We can also create incentives that reward good dataset engineering. We anticipate that high-quality training data, which has been carefully selected and labeled, will become a valuable commodity in many industries, but we currently lack a way to assess the relative value of different data sets without actually training on the sets. of data in question. How do we solve this problem and enable quality-driven “data acquisition”?
DataPerf: the first leaderboard for data
We believe that good benchmarks and leaderboards can drive rapid progress in data-centric technology. ML benchmarks in academia have been essential in stimulating progress in the field. Consider the graph below showing progress on popular ML benchmarks (MNISTImageNet, Equipment, GLUE, Switchboard) over time:
Performance over time for popular benchmarks, normalized with starting performance at minus one and human performance at zero. (Fountain: Douwe, et al. 2021; used with permission.) |
Online leaderboards provide official validation of benchmark results and catalyze communities’ intent to optimize those benchmarks. For example, Kaggle has over 10 million registered users.. He MLPerf The official benchmark results have helped fuel a 16x improvement in training performance at key landmarks.
DataPerf is the first community and platform to create leaderboards for data benchmarks, and we hope to have a similar impact on data-centric ML research and development. The initial version of DataPerf consists of leaderboards for four challenges focused on three data-centric tasks (selection, cleaning, and data acquisition) across three application domains (vision, speech, and NLP):
- Selection of training data (Vision): Design a data selection strategy that chooses the best training set from a large candidate pool of weakly labeled training images.
- Training data selection (Voice): Design a data selection strategy that chooses the best training set from a large pool of automatically extracted speech clip candidates.
- Training Data Cleanup (Vision): Design a data cleaning strategy that chooses samples to relabel from a “noisy” training set where some of the labels are incorrect.

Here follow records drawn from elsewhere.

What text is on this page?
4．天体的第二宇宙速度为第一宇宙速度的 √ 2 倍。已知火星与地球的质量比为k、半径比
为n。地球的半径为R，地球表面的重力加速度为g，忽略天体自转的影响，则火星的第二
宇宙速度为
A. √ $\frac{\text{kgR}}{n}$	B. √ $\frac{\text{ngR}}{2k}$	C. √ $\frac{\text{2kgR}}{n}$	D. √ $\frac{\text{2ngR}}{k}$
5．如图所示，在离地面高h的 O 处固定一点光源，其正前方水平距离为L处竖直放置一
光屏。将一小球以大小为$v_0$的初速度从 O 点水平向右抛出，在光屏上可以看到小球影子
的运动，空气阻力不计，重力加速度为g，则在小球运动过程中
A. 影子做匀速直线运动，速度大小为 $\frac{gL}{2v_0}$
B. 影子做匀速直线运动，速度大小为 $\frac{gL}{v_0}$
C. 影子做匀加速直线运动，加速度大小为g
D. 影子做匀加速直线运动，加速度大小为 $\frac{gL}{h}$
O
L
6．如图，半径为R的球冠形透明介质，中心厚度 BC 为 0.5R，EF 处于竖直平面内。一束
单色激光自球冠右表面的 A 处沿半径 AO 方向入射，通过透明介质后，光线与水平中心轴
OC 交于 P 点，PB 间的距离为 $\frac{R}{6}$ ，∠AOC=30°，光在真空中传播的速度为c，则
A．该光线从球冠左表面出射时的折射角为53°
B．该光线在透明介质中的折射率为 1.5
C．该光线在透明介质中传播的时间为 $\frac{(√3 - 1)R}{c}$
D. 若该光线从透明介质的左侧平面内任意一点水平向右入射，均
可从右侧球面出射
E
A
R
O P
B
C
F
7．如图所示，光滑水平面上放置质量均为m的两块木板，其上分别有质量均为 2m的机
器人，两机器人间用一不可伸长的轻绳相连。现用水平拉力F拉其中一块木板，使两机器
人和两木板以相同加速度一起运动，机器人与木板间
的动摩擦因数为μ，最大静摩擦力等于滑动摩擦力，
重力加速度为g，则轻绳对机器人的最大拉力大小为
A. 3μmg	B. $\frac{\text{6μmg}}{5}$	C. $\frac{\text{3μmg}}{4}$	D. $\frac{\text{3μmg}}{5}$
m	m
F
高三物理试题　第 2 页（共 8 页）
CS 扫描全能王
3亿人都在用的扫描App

- Evaluation of training data sets (NLP): Quality data sets can be expensive to build and are becoming valuable products. Design a data acquisition strategy that chooses which training dataset to “buy” based on limited information about the data.
For each challenge, the DataPerf website provides design documents that define the problem, test patterns, quality objective, rules, and guidelines on how to run the code and submit it. Live leaderboards are hosted on the Dynabench platform, which also provides an online assessment framework and submission tracker. Dynabench is an open source project, hosted by the MLCommons Association, focused on enabling data-centric leaderboards for training and test data and data-centric algorithms.
How to take part
We are part of a community of ML researchers, data scientists, and engineers striving to improve data quality. We invite innovators from academia and industry to measure and validate data-centric algorithms and techniques to create and improve data sets through DataPerf benchmarks. The deadline for the first round of challenges is May 26, 2023.
Thanks
DataPerf benchmarks were created over the past year by engineers and scientists from: Coactive.ai, Eidgenössische Technische Hochschule (ETH) Zurich, Google, Harvard University, Meta, ML Commons, Stanford University. Furthermore, this would not have been possible without the support of the members of the DataPerf working group at Carnegie Mellon University, Digital Prism Advisors, Factored, Hugging Face, Institute for Human and Machine Cognition, Landing.ai, San Diego Supercomputing Center, Thomson Reuters Lab and TU Eindhoven.